Hundreds of days past the deadline, an SEC panel today unanimously voted to propose a rule allowing equity crowdfunding of startups by anyone, not just rich accredited investors. The rule will now go into a lengthy public comment period before an SEC vote on whether it will go into effect.
True crowdfunding is the third piece of the JOBS Act to be addressed by the SEC. It approved lighter reporting requirements for startups earlier this year, and just last month lifted the longstanding ban on general solicitation of fundraising by startups and investment funds.
First, companies can only raise up to $1 million a year from the crowd. There are limits on the percentage of their income a person earning less than $200,000 a year can invest. For example, someone earning less than $100,000 a year can only invest $2,000, or 5% of their income. The current proposal doesn’t require companies to verify the income levels of its crowd investors. However, this is a topic the SEC wants to see the public discuss during the comment period.
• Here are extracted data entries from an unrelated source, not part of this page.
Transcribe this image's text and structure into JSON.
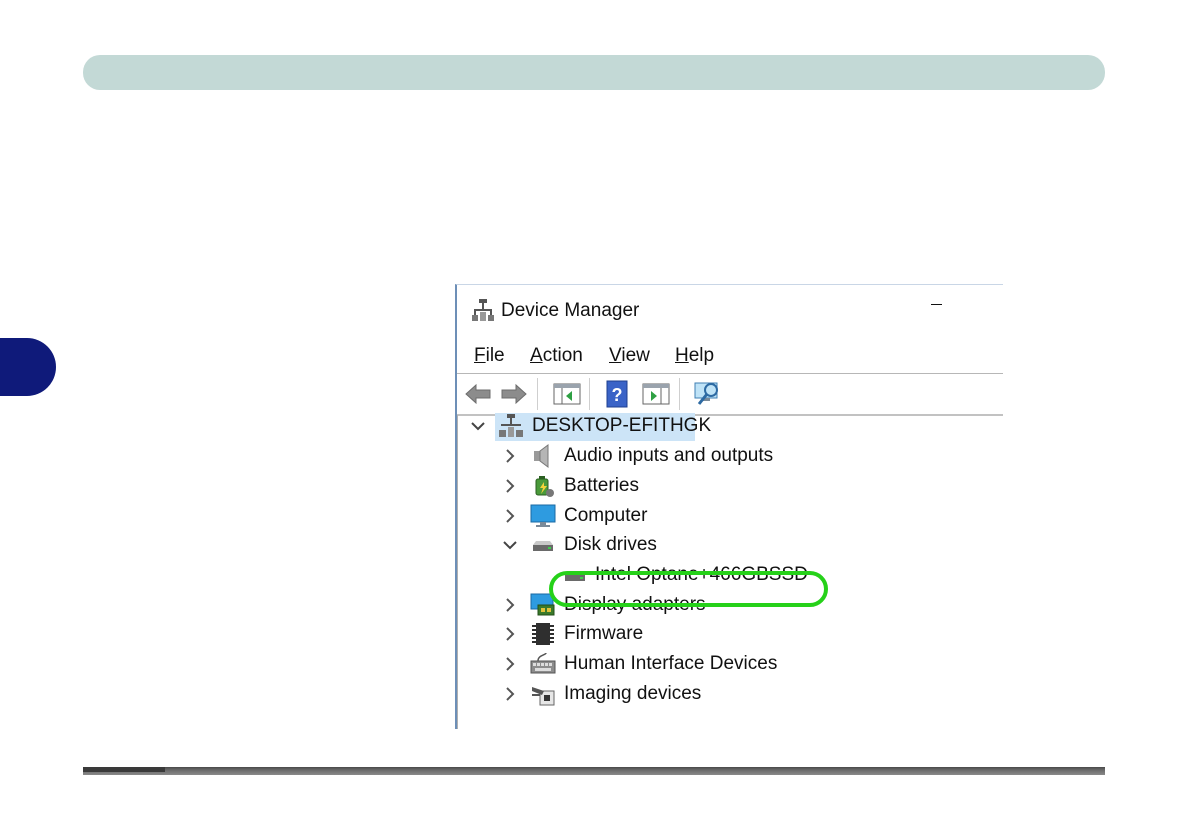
{
  "window": {
    "title": "Device Manager",
    "minimize_glyph": "–"
  },
  "menu": {
    "file": {
      "accel": "F",
      "rest": "ile"
    },
    "action": {
      "accel": "A",
      "rest": "ction"
    },
    "view": {
      "accel": "V",
      "rest": "iew"
    },
    "help": {
      "accel": "H",
      "rest": "elp"
    }
  },
  "toolbar": {
    "buttons": [
      "back-icon",
      "forward-icon",
      "show-hide-console-tree-icon",
      "help-icon",
      "action-pane-icon",
      "scan-hardware-icon"
    ]
  },
  "tree": {
    "root": {
      "label": "DESKTOP-EFITHGK",
      "icon": "computer-tower-icon",
      "expanded": true
    },
    "items": [
      {
        "label": "Audio inputs and outputs",
        "icon": "speaker-icon",
        "expanded": false
      },
      {
        "label": "Batteries",
        "icon": "battery-icon",
        "expanded": false
      },
      {
        "label": "Computer",
        "icon": "monitor-icon",
        "expanded": false
      },
      {
        "label": "Disk drives",
        "icon": "disk-drive-icon",
        "expanded": true
      },
      {
        "label": "Intel Optane+466GBSSD",
        "icon": "disk-drive-icon",
        "child": true,
        "highlighted": true
      },
      {
        "label": "Display adapters",
        "icon": "display-adapter-icon",
        "expanded": false
      },
      {
        "label": "Firmware",
        "icon": "firmware-chip-icon",
        "expanded": false
      },
      {
        "label": "Human Interface Devices",
        "icon": "hid-icon",
        "expanded": false
      },
      {
        "label": "Imaging devices",
        "icon": "camera-icon",
        "expanded": false
      }
    ]
  },
  "colors": {
    "header_bar": "#c3d9d6",
    "side_tab": "#0f1a7a",
    "highlight_ring": "#26d119",
    "selection": "#cce4f7"
  }
}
According to Crowd Funding Forum, the amount an individual can invest will be based on either their net worth or income level bracket, whichever is higher. Deals will have to go through registered crowdfunding portals like startup CircleUp. Non U.S. crowdfunding portals can submit to an on site examination by the SEC if they want to register to manage equity crowdfunding. Companies will need to keep accurate lists of their investors, which may be aided by hiring a registered transfer agent.
If equity crowdfunding by unaccredited investors is eventually passed, it could unlock a huge well of funding for startups.
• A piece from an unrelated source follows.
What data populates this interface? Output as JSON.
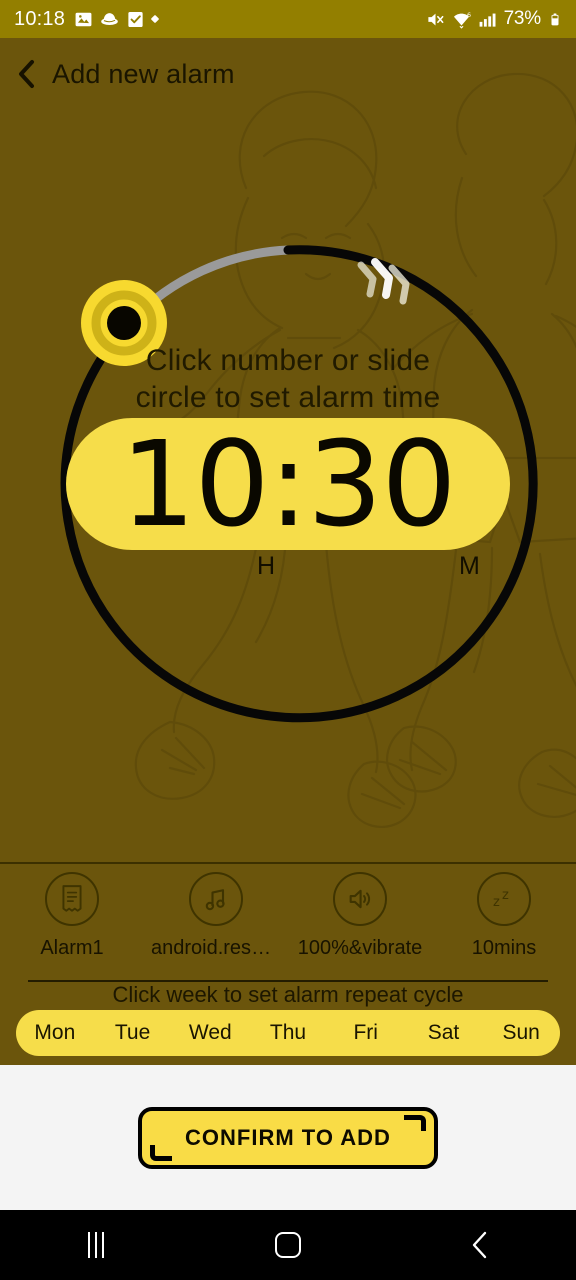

Traditionally, startups raise from expert angel investors in their domain or established venture capital firms that provide guidance, connections, recruiting help, and other services along with their money. Crowdfunding could be used to augment standard VC with an army of smaller investors that could be evangelists and testers, but also help with connections and recruiting like a big firm.
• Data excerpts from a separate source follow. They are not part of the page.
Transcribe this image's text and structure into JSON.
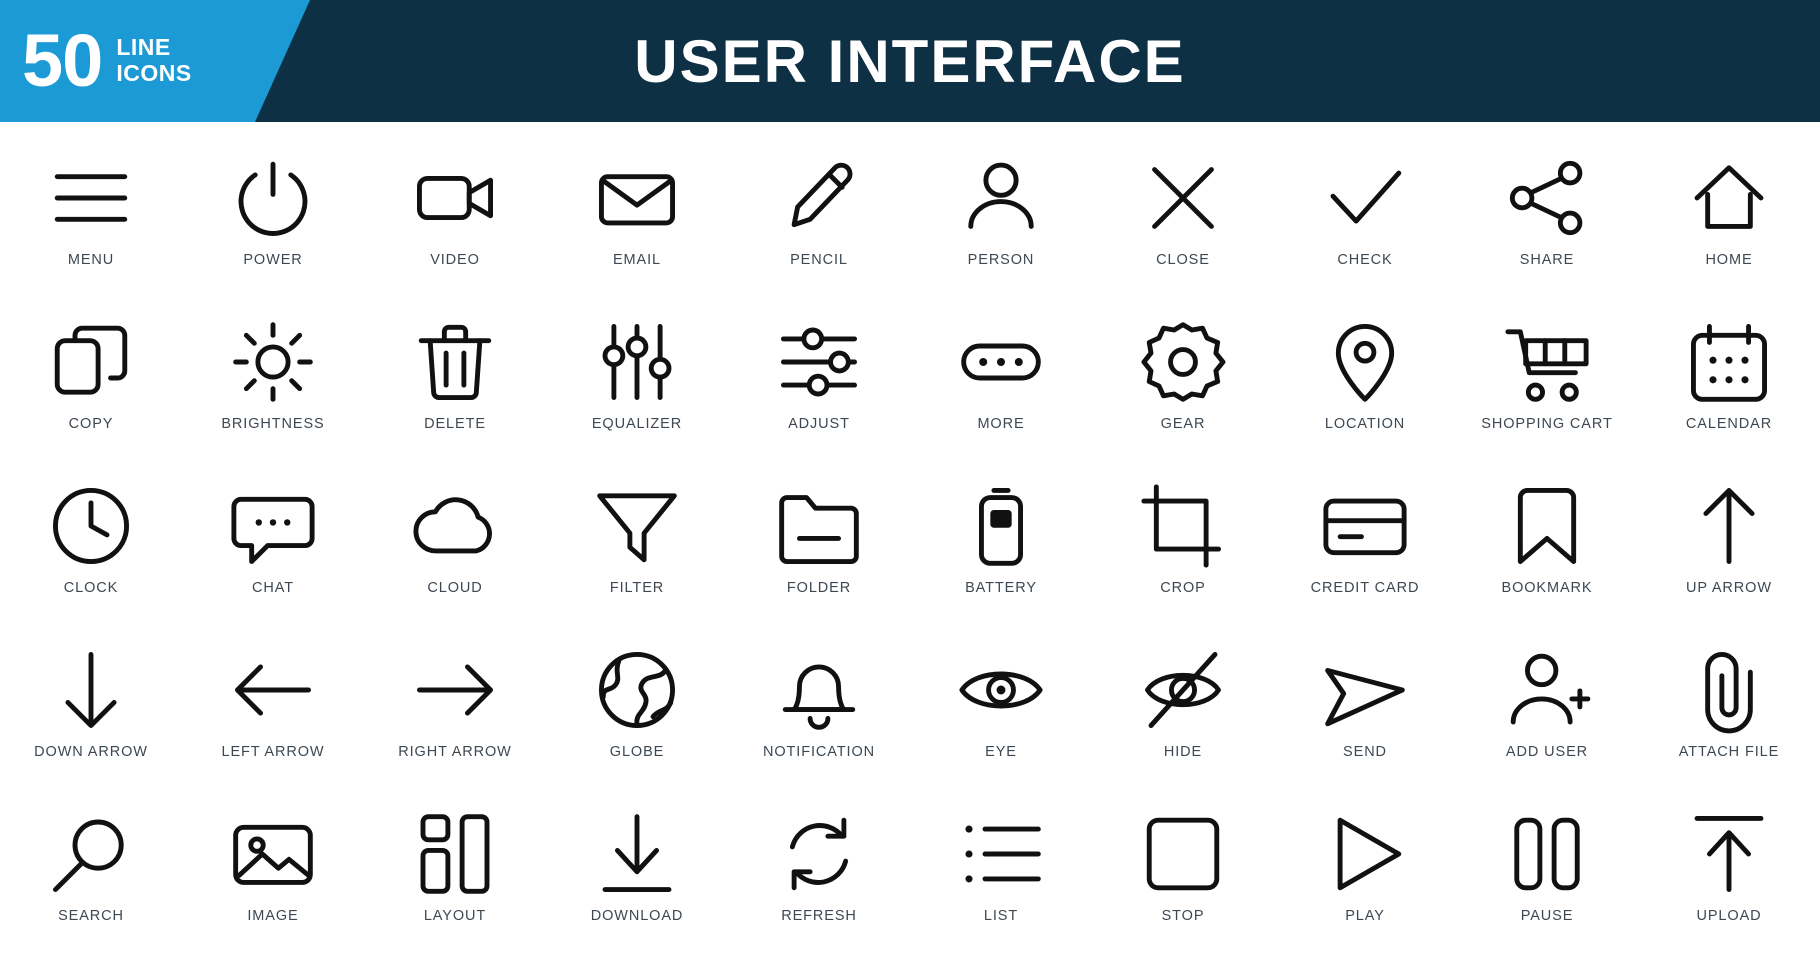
{
  "header": {
    "badge_number": "50",
    "badge_line1": "LINE",
    "badge_line2": "ICONS",
    "title": "USER INTERFACE",
    "badge_color": "#1b9ad6",
    "background_color": "#0d3044",
    "title_color": "#ffffff"
  },
  "style": {
    "icon_stroke_color": "#111111",
    "label_color": "#3d4852",
    "page_background": "#ffffff"
  },
  "icons": [
    {
      "label": "MENU",
      "icon": "menu-icon"
    },
    {
      "label": "POWER",
      "icon": "power-icon"
    },
    {
      "label": "VIDEO",
      "icon": "video-icon"
    },
    {
      "label": "EMAIL",
      "icon": "email-icon"
    },
    {
      "label": "PENCIL",
      "icon": "pencil-icon"
    },
    {
      "label": "PERSON",
      "icon": "person-icon"
    },
    {
      "label": "CLOSE",
      "icon": "close-icon"
    },
    {
      "label": "CHECK",
      "icon": "check-icon"
    },
    {
      "label": "SHARE",
      "icon": "share-icon"
    },
    {
      "label": "HOME",
      "icon": "home-icon"
    },
    {
      "label": "COPY",
      "icon": "copy-icon"
    },
    {
      "label": "BRIGHTNESS",
      "icon": "brightness-icon"
    },
    {
      "label": "DELETE",
      "icon": "delete-icon"
    },
    {
      "label": "EQUALIZER",
      "icon": "equalizer-icon"
    },
    {
      "label": "ADJUST",
      "icon": "adjust-icon"
    },
    {
      "label": "MORE",
      "icon": "more-icon"
    },
    {
      "label": "GEAR",
      "icon": "gear-icon"
    },
    {
      "label": "LOCATION",
      "icon": "location-icon"
    },
    {
      "label": "SHOPPING CART",
      "icon": "shopping-cart-icon"
    },
    {
      "label": "CALENDAR",
      "icon": "calendar-icon"
    },
    {
      "label": "CLOCK",
      "icon": "clock-icon"
    },
    {
      "label": "CHAT",
      "icon": "chat-icon"
    },
    {
      "label": "CLOUD",
      "icon": "cloud-icon"
    },
    {
      "label": "FILTER",
      "icon": "filter-icon"
    },
    {
      "label": "FOLDER",
      "icon": "folder-icon"
    },
    {
      "label": "BATTERY",
      "icon": "battery-icon"
    },
    {
      "label": "CROP",
      "icon": "crop-icon"
    },
    {
      "label": "CREDIT CARD",
      "icon": "credit-card-icon"
    },
    {
      "label": "BOOKMARK",
      "icon": "bookmark-icon"
    },
    {
      "label": "UP ARROW",
      "icon": "up-arrow-icon"
    },
    {
      "label": "DOWN ARROW",
      "icon": "down-arrow-icon"
    },
    {
      "label": "LEFT ARROW",
      "icon": "left-arrow-icon"
    },
    {
      "label": "RIGHT ARROW",
      "icon": "right-arrow-icon"
    },
    {
      "label": "GLOBE",
      "icon": "globe-icon"
    },
    {
      "label": "NOTIFICATION",
      "icon": "notification-icon"
    },
    {
      "label": "EYE",
      "icon": "eye-icon"
    },
    {
      "label": "HIDE",
      "icon": "hide-icon"
    },
    {
      "label": "SEND",
      "icon": "send-icon"
    },
    {
      "label": "ADD USER",
      "icon": "add-user-icon"
    },
    {
      "label": "ATTACH FILE",
      "icon": "attach-file-icon"
    },
    {
      "label": "SEARCH",
      "icon": "search-icon"
    },
    {
      "label": "IMAGE",
      "icon": "image-icon"
    },
    {
      "label": "LAYOUT",
      "icon": "layout-icon"
    },
    {
      "label": "DOWNLOAD",
      "icon": "download-icon"
    },
    {
      "label": "REFRESH",
      "icon": "refresh-icon"
    },
    {
      "label": "LIST",
      "icon": "list-icon"
    },
    {
      "label": "STOP",
      "icon": "stop-icon"
    },
    {
      "label": "PLAY",
      "icon": "play-icon"
    },
    {
      "label": "PAUSE",
      "icon": "pause-icon"
    },
    {
      "label": "UPLOAD",
      "icon": "upload-icon"
    }
  ]
}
Some criticize crowdfunding as “dumb money” that’s less valuable than the better VCs. It’s true that top startups with the clout to raise from prestigious, high value-add firms might be better sticking to the traditional route. But filling in part of a funding round with the crowd could still be helpful to get a wide base of support. And for second-tier startups that often raise from VCs that don’t provide much extra help and often can’t return their funds, the crowd could be a good option.
Crowdfunding may pose some dangers to mom-and-pop investors. That’s why the limits are in place. But really, the biggest threat of crowdfunding may be to worst of the venture capitalists. If the rule passes, startups won’t be forced to beg them for money any more. Thanks to a combo of general solicitation and unaccredited investor crowdfunding, they’ll be able to ask everyone to fund their vision.